How Will the U.S. Election Impact Afghanistan, India, and Pakistan?

Past
 Panel

  in South Asia

In this virtual panel discussion based on a South Asian Voices series, contributors from India, Pakistan, and Afghanistan will convene to discuss what a Trump or Biden victory might look like for the region.

The conversation will revolve around how the outcome of the upcoming U.S. presidential election may impact South Asia, from the Afghanistan peace process to dynamics in the Indo-Pacific, from ties with China to the India-Pakistan relationship.

Panel:

Vivek Mishra, Indian Council of World Affairs

Dr. Vivek Mishra is a Research Fellow at the Indian Council of World Affairs (ICWA), New Delhi. He is also Deputy Director, Kalinga Institute of Indo-Pacific Studies, Bhubaneswar & Assistant Professor in International Relations at the Netaji Institute for Asian Studies, Kolkata (on leave). He completed his PhD in International Relations at the Jawaharlal Nehru University in New Delhi on the topic, “American Maritime Strategy in the Indian Ocean in the Post Cold War.” Previously, he was a Fulbright-Nehru Doctoral Research Scholar at the Saltzman Institute of War & Peace, School of International Public Affairs, Columbia University, New York for the academic year 2015-2016. His broad research discipline is international Relations and his areas of research concern probing the American role in the Indian Ocean and Indo-Pacific and Asia-Pacific regions, including the role of the United States in security in South Asia, and Indo-U.S. defense relations, and the Indian defense sector. Dr. Mishra is also an editorial associate with the Indian Foreign Affairs Journal, run by the Association of Indian Diplomats. He is South Asian Voices Fellow 2019-2020 at the Stimson Center.

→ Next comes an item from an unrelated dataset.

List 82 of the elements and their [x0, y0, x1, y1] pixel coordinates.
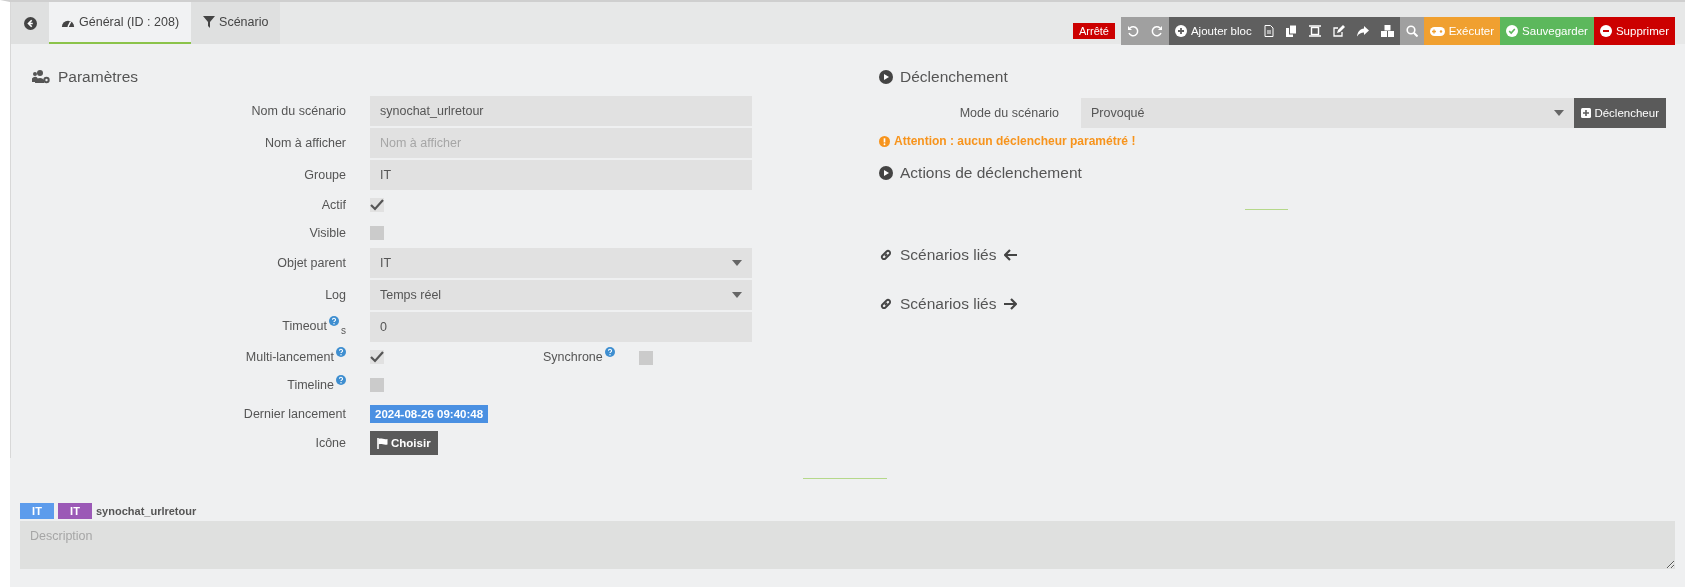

Sitara Noor, Centre for Aerospace and Security Studies

Sitara Noor is a Senior Research Associate at the Centre for Aerospace and Security Studies in Islamabad, Pakistan and South Asian Voices Visiting Fellow 2019-2020. Previously, Sitara was the director of a Lahore-based policy consultancy and before that, a Research Fellow at the Vienna Center for Disarmament and Non Proliferation (VCDNP) in Vienna, Austria. Prior to joining the VCDNP, she worked at the Pakistan Nuclear Regulatory Authority under the Directorate of Nuclear Security and Physical Protection as an International Relations Analyst. She has been a faculty member at the National University of Modern Languages, Islamabad’s Department of International Relations for two years. She was also a visiting faculty at the National University of Science and Technology (NUST), Lahore, the Foreign Services Academy of Pakistan, and the Information Services Academy of Pakistan.

Arash Yaqin, Institute of World Politics

Arash Yaqin is an Afghan native who fled the Afghan civil war and lived as a refugee in Russia and Europe for two decades. However, after studying social management and working for several years at the Dutch Council for Refugees, the dream to rebuild his country took him back as diaspora to Afghanistan. In Kabul, he worked as a UN capacity-building advisor for the Afghan Ministry of Foreign Affairs and later for the Afghan Institute for Strategic Studies. Then, for three years, he worked as a senior cultural affairs advisor at the U.S. Embassy in Kabul, where he managed the Fulbright Exchange Program. In 2016, he moved to the United States where he is pursuing his M.A. degree in Statecraft and National Security Affairs at the Institute of World Politics in Washington, D.C. His focus is on countering violent extremism and great power competition in South and Central Asia.

Akriti Vasudeva, Stimson Center

Akriti Vasudeva is a Research Analyst with the South Asia Program at the Stimson Center. Her research focuses on U.S.-India defense and strategic cooperation, geopolitics of South Asia and the Indo-Pacific, and Indian foreign policy. She is also Editor-at-large at South Asian Voices, an online magazine featuring strategic analysis and commentary on the security, politics, and economics of the subcontinent. Previously, she worked as a print journalist in India, reporting on environmental issues for The Indian Express in Mumbai, and on education policy for Hindustan Times, New Delhi. She has also held research positions at the Embassy of India in Washington, D.C. and the Institute for Defence Studies and Analyses in New Delhi, among others. She holds an M.A. in Asian Studies from the Elliott School of International Affairs, George Washington University and a bachelor’s degree in information technology engineering from the University of Mumbai.